This whole system example demonstrates what the memory bandwidth might look like when the whole system is working under a typical load (this numbers are only predictions not measured numbers)
This example assumes what’s expected to be a typical CPU load and a maximum GPU load:
- Three display planes are enabled at 1080p resolution.
- Display write-back is writing a 1080p image at 60 FPS.
- Move engines are idle.
- Read bandwidth of the command buffer and index buffer is 4 GB/s.
- Regular GPU rendering consumes the rest of the available bandwidth.
This diagram shows our prediction of the typical bandwidth for the north bridge clients and the typical available bandwidth for the GPU clients (which are shown in blue).
Let’s start by describing the CPU. Although each CPU module can request up to 20.8 GB/s of bandwidth for read and for write, the typical bandwidth you should expect for the CPU is 4 GB/s per CPU module per direction—about 16 GB/s altogether.

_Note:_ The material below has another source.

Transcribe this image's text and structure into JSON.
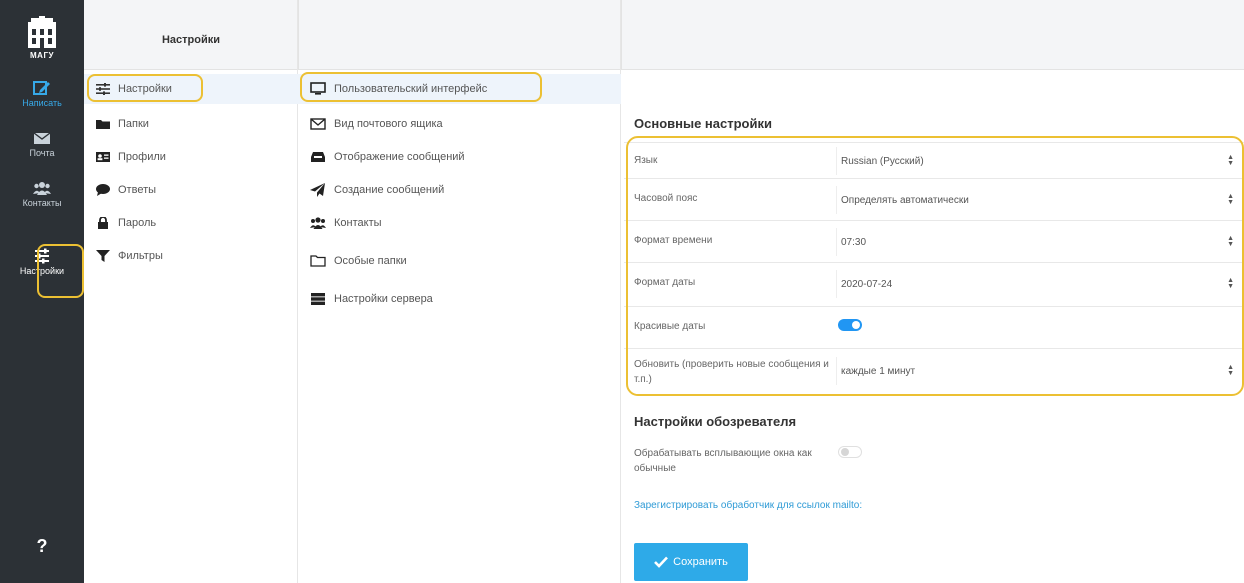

You can expect typical bandwidth to be around 3 GB/s per direction for the: audio, HDD, Camera, and USBs.
The Kinect Sensor is the main consumer of the bandwidth. For example, peak bandwidth to and from the HDD is only about 50 MB/s, so the HDD cannot be seen as a major bandwidth consumer.
Because the GPU is usually pushed to the maximum, you can expect typical coherent bandwidth to be about 25 GB/s. However, this amount depends on how many resources are made snoopable.
Currently, we are not able tell exactly how much of that access will be hitting the CPU’s caches and how much of the access much will go to DRAM. So as we said above, this figure is highly speculative at the moment.
The estimated 25 GB/s of bandwidth for coherent memory access does not account for the non-coherent memory access of the GPU.
The coherent bandwidth that can flow through the north bridge is a limited at 30 GB/s. Under typical conditions, this limit shouldn’t cause you problems. But during a high load on the coherent memory traffic, the north bridge might become saturated. Once the north bridge becomes saturated, you may notice increased latencies for memory access.
CPU memory access that is Write Combined does not fall under this limitation nor does GPU memory access that is non-coherent.
Finally let’s compute how much bandwidth is left for the non-coherent GPU access to consume. Let’s assume that:
- The sum of bandwidth from the north bridge to DRAM is 25 GB/s.
- Some portion of the GPU coherent bandwidth misses the L2 caches.
- Non-coherent CPU bandwidth is 3 GB/s.
This leaves 42 GB/s of DRAM bandwidth available to the GPU clients.